Except for women during the menopausal transition, sweat doesn’t typically increase with age. In fact, researchers have found that sweating actually decreases during the aging process. This is because the eccrine (sweat) glands shrink and become less sensitive, reducing perspiration production.
So what about if, despite this, you still find yourself sweating excessively? Perhaps you’re dealing with a condition called hyperhidrosis.
Breaking a sweat
Excessive sweating is a medical condition called hyperhidrosis. According to the International Hyperhidrosis Society, approximately 15 million Americans are dealing with excessive sweating every day.
Though perspiration is a normal bodily process (it prevents the body from overheating), people with hyperhidrosis sweat much more than what is required to maintain a healthy body temperature. More precisely, people with hyperhidrosis sweat about four times more than what is needed for cooling the body.
This kind of excess sweating can happen in the underarms, feet, palms, back or head. There’s no exact cause of hyperhidrosis, however, it can be genetic and it typically starts early in life during adolescence. Less than 5% of cases begin in adulthood, according to Everyday Health.
Primary and secondary hyperhidrosis
Hyperhidrosis that’s genetic and begins early in life versus excessive sweating that begins in adulthood are actually two forms of the condition: primary and secondary hyperhidrosis. Primary hyperhidrosis usually begins in childhood or adolescence, affecting specific parts of the body only. Conversely, secondary hyperhidrosis begins later and is either caused by another medical condition, or is a side effect of a medication.
Also, secondary hyperhidrosis is known to affect the entire body and often presents itself during sleep. A good example of this: Hyperhidrosis caused by another medical condition appearing as night sweats during menopause.
Other conditions that can cause secondary hyperhidrosis are diabetes, thyroid problems, some types of cancer, heart attack and gout. Medications that might trigger secondary hyperhidrosis include high blood pressure pills and medications prescribed for neurological diseases like epilepsy.
Impact on quality of life
Both primary and secondary hyperhidrosis can seriously impact an individual’s quality of life and well-being. Excessive sweating isn’t just embarrassing — for some, it even becomes a detriment to the pursuit of work and educational goals.
It’s likely that you’ll know if your perspiration is out-of-the-norm, but if you’re not sure, you can use an online sweat assessment tool to find out exactly where you stand. Once you figure out if your sweat is “normal” or not, you don’t have to suffer in silence.
Though it may not be possible to prevent hyperhidrosis, there are steps that can be taken to minimize it.
Addressing excessive sweating
It’s important to get to the bottom of your hyperhidrosis so that it doesn’t eventually lead to heat exhaustion or heat stroke (both of which can be life-threatening conditions). First, be sure to discuss your concerns with your doctor.
If an underlying medical condition is causing your hypohidrosis, treatment will be aimed at correcting that root cause. If medications are causing your hypohidrosis, you may talk to your doctor about switching medications or reducing your dosage, if possible.

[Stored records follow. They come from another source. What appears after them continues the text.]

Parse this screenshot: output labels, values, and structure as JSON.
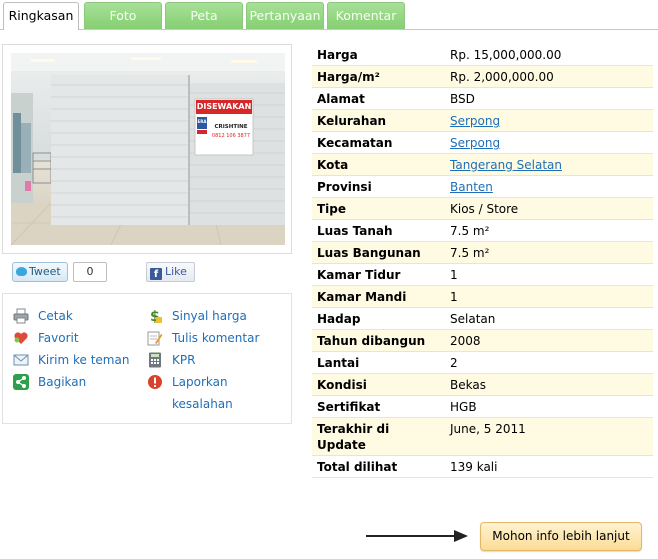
{
  "tabs": [
    {
      "label": "Ringkasan",
      "active": true
    },
    {
      "label": "Foto",
      "active": false
    },
    {
      "label": "Peta",
      "active": false
    },
    {
      "label": "Pertanyaan",
      "active": false
    },
    {
      "label": "Komentar",
      "active": false
    }
  ],
  "photo": {
    "sign_title": "DISEWAKAN",
    "sign_name": "CRISHTINE",
    "sign_phone": "0812 106 3877",
    "sign_logo": "ERA"
  },
  "social": {
    "tweet_label": "Tweet",
    "tweet_count": "0",
    "like_label": "Like"
  },
  "actions": {
    "print": "Cetak",
    "favorite": "Favorit",
    "send_friend": "Kirim ke teman",
    "share": "Bagikan",
    "price_signal": "Sinyal harga",
    "write_comment": "Tulis komentar",
    "kpr": "KPR",
    "report_error_line1": "Laporkan",
    "report_error_line2": "kesalahan"
  },
  "details": [
    {
      "label": "Harga",
      "value": "Rp. 15,000,000.00",
      "link": false
    },
    {
      "label": "Harga/m²",
      "value": "Rp. 2,000,000.00",
      "link": false
    },
    {
      "label": "Alamat",
      "value": "BSD",
      "link": false
    },
    {
      "label": "Kelurahan",
      "value": "Serpong",
      "link": true
    },
    {
      "label": "Kecamatan",
      "value": "Serpong",
      "link": true
    },
    {
      "label": "Kota",
      "value": "Tangerang Selatan",
      "link": true
    },
    {
      "label": "Provinsi",
      "value": "Banten",
      "link": true
    },
    {
      "label": "Tipe",
      "value": "Kios / Store",
      "link": false
    },
    {
      "label": "Luas Tanah",
      "value": "7.5 m²",
      "link": false
    },
    {
      "label": "Luas Bangunan",
      "value": "7.5 m²",
      "link": false
    },
    {
      "label": "Kamar Tidur",
      "value": "1",
      "link": false
    },
    {
      "label": "Kamar Mandi",
      "value": "1",
      "link": false
    },
    {
      "label": "Hadap",
      "value": "Selatan",
      "link": false
    },
    {
      "label": "Tahun dibangun",
      "value": "2008",
      "link": false
    },
    {
      "label": "Lantai",
      "value": "2",
      "link": false
    },
    {
      "label": "Kondisi",
      "value": "Bekas",
      "link": false
    },
    {
      "label": "Sertifikat",
      "value": "HGB",
      "link": false
    },
    {
      "label": "Terakhir di Update",
      "value": "June, 5 2011",
      "link": false
    },
    {
      "label": "Total dilihat",
      "value": "139 kali",
      "link": false
    }
  ],
  "more_button": "Mohon info lebih lanjut",
  "colors": {
    "tab_green": "#86cf72",
    "link_blue": "#1f6fb8",
    "row_alt": "#fffbe3",
    "button_orange": "#fbdc96"
  }
}
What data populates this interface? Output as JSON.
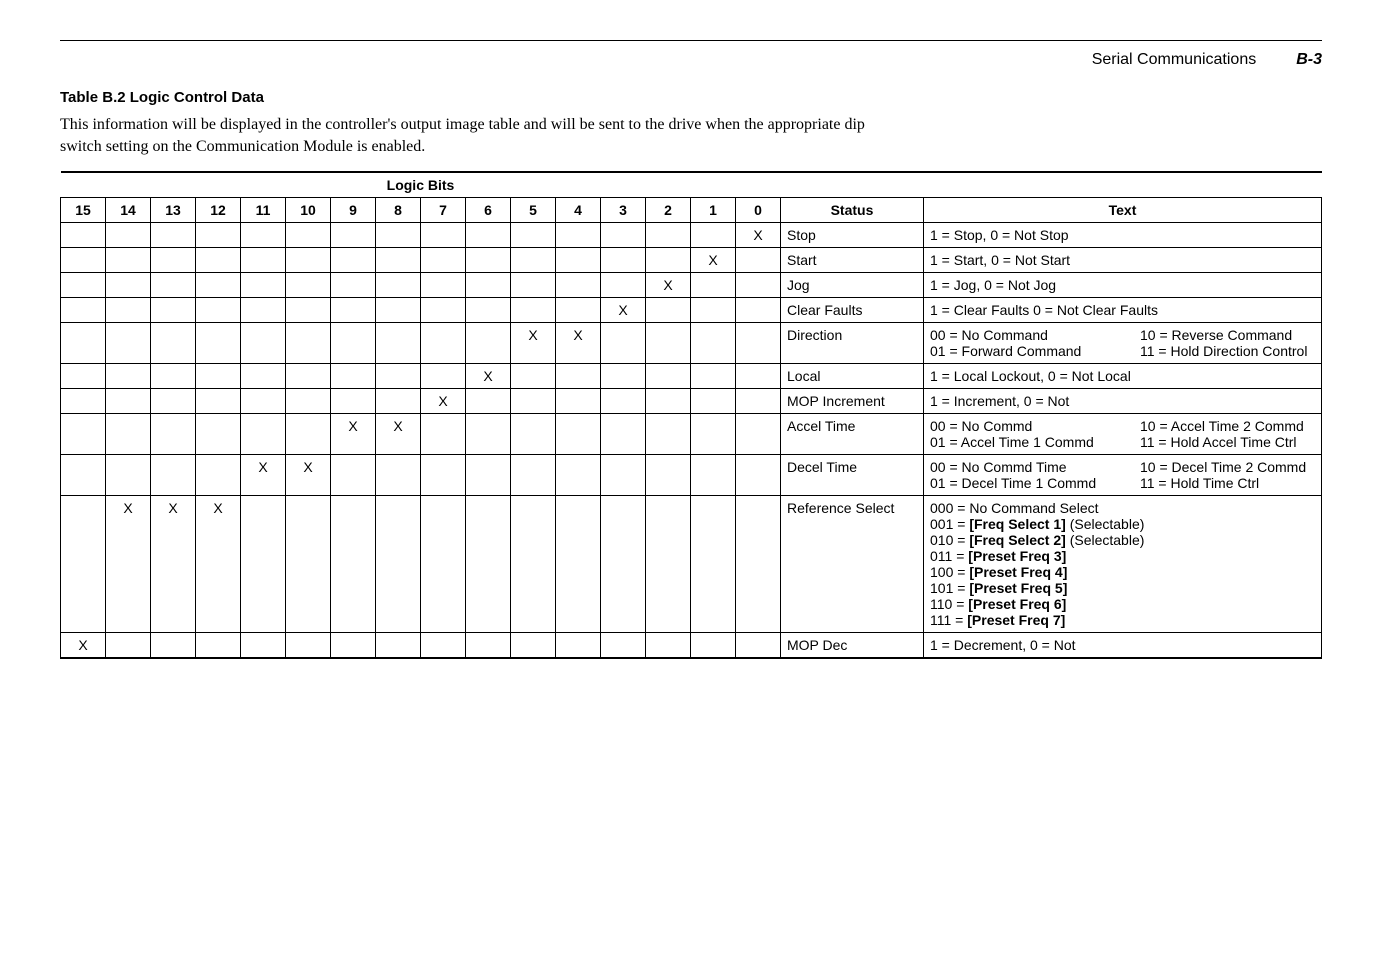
{
  "header": {
    "doc_title": "Serial Communications",
    "page_num": "B-3"
  },
  "table_caption": "Table B.2  Logic Control Data",
  "intro": "This information will be displayed in the controller's output image table and will be sent to the drive when the appropriate dip switch setting on the Communication Module is enabled.",
  "logic_bits_label": "Logic Bits",
  "bit_headers": [
    "15",
    "14",
    "13",
    "12",
    "11",
    "10",
    "9",
    "8",
    "7",
    "6",
    "5",
    "4",
    "3",
    "2",
    "1",
    "0"
  ],
  "col_status": "Status",
  "col_text": "Text",
  "rows": [
    {
      "bits": [
        "",
        "",
        "",
        "",
        "",
        "",
        "",
        "",
        "",
        "",
        "",
        "",
        "",
        "",
        "",
        "X"
      ],
      "status": "Stop",
      "text": "1 = Stop, 0 = Not Stop"
    },
    {
      "bits": [
        "",
        "",
        "",
        "",
        "",
        "",
        "",
        "",
        "",
        "",
        "",
        "",
        "",
        "",
        "X",
        ""
      ],
      "status": "Start",
      "text": "1 = Start, 0 = Not Start"
    },
    {
      "bits": [
        "",
        "",
        "",
        "",
        "",
        "",
        "",
        "",
        "",
        "",
        "",
        "",
        "",
        "X",
        "",
        ""
      ],
      "status": "Jog",
      "text": "1 = Jog, 0 = Not Jog"
    },
    {
      "bits": [
        "",
        "",
        "",
        "",
        "",
        "",
        "",
        "",
        "",
        "",
        "",
        "",
        "X",
        "",
        "",
        ""
      ],
      "status": "Clear Faults",
      "text": "1 = Clear Faults   0 = Not Clear Faults"
    },
    {
      "bits": [
        "",
        "",
        "",
        "",
        "",
        "",
        "",
        "",
        "",
        "",
        "X",
        "X",
        "",
        "",
        "",
        ""
      ],
      "status": "Direction",
      "text_pairs": [
        [
          "00 = No Command",
          "10 = Reverse Command"
        ],
        [
          "01 = Forward Command",
          "11 = Hold Direction Control"
        ]
      ]
    },
    {
      "bits": [
        "",
        "",
        "",
        "",
        "",
        "",
        "",
        "",
        "",
        "X",
        "",
        "",
        "",
        "",
        "",
        ""
      ],
      "status": "Local",
      "text": "1 = Local Lockout, 0 = Not  Local"
    },
    {
      "bits": [
        "",
        "",
        "",
        "",
        "",
        "",
        "",
        "",
        "X",
        "",
        "",
        "",
        "",
        "",
        "",
        ""
      ],
      "status": "MOP Increment",
      "text": "1 = Increment, 0 = Not"
    },
    {
      "bits": [
        "",
        "",
        "",
        "",
        "",
        "",
        "X",
        "X",
        "",
        "",
        "",
        "",
        "",
        "",
        "",
        ""
      ],
      "status": "Accel Time",
      "text_pairs": [
        [
          "00 = No Commd",
          "10 = Accel Time 2 Commd"
        ],
        [
          "01 = Accel Time 1 Commd",
          "11 = Hold Accel Time Ctrl"
        ]
      ]
    },
    {
      "bits": [
        "",
        "",
        "",
        "",
        "X",
        "X",
        "",
        "",
        "",
        "",
        "",
        "",
        "",
        "",
        "",
        ""
      ],
      "status": "Decel Time",
      "text_pairs": [
        [
          "00 = No Commd Time",
          "10 = Decel Time 2 Commd"
        ],
        [
          "01 = Decel Time 1 Commd",
          "11 = Hold Time Ctrl"
        ]
      ]
    },
    {
      "bits": [
        "",
        "X",
        "X",
        "X",
        "",
        "",
        "",
        "",
        "",
        "",
        "",
        "",
        "",
        "",
        "",
        ""
      ],
      "status": "Reference Select",
      "ref_lines": [
        {
          "code": "000 = ",
          "label": "No Command Select",
          "bold": false
        },
        {
          "code": "001 = ",
          "label": "[Freq Select 1]",
          "suffix": " (Selectable)",
          "bold": true
        },
        {
          "code": "010 = ",
          "label": "[Freq Select 2]",
          "suffix": " (Selectable)",
          "bold": true
        },
        {
          "code": "011 = ",
          "label": "[Preset Freq 3]",
          "bold": true
        },
        {
          "code": "100 = ",
          "label": "[Preset Freq 4]",
          "bold": true
        },
        {
          "code": "101 = ",
          "label": "[Preset Freq 5]",
          "bold": true
        },
        {
          "code": "110 = ",
          "label": "[Preset Freq 6]",
          "bold": true
        },
        {
          "code": "111 = ",
          "label": "[Preset Freq 7]",
          "bold": true
        }
      ]
    },
    {
      "bits": [
        "X",
        "",
        "",
        "",
        "",
        "",
        "",
        "",
        "",
        "",
        "",
        "",
        "",
        "",
        "",
        ""
      ],
      "status": "MOP Dec",
      "text": "1 = Decrement, 0 = Not"
    }
  ]
}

However, if no explanation is uncovered, topical agents such as 20% aluminum chloride and nervous system-targeted oral medications might be discussed. However, according to Everyday Health, these medications may have detrimental side effects for older adults.
Another useful course of action would be making an appointment with a dermatologist — this would result in receiving personalized treatment for your specific symptoms.
Note: You should call 911 or visit an emergency room if you suspect you’re having a heat stroke.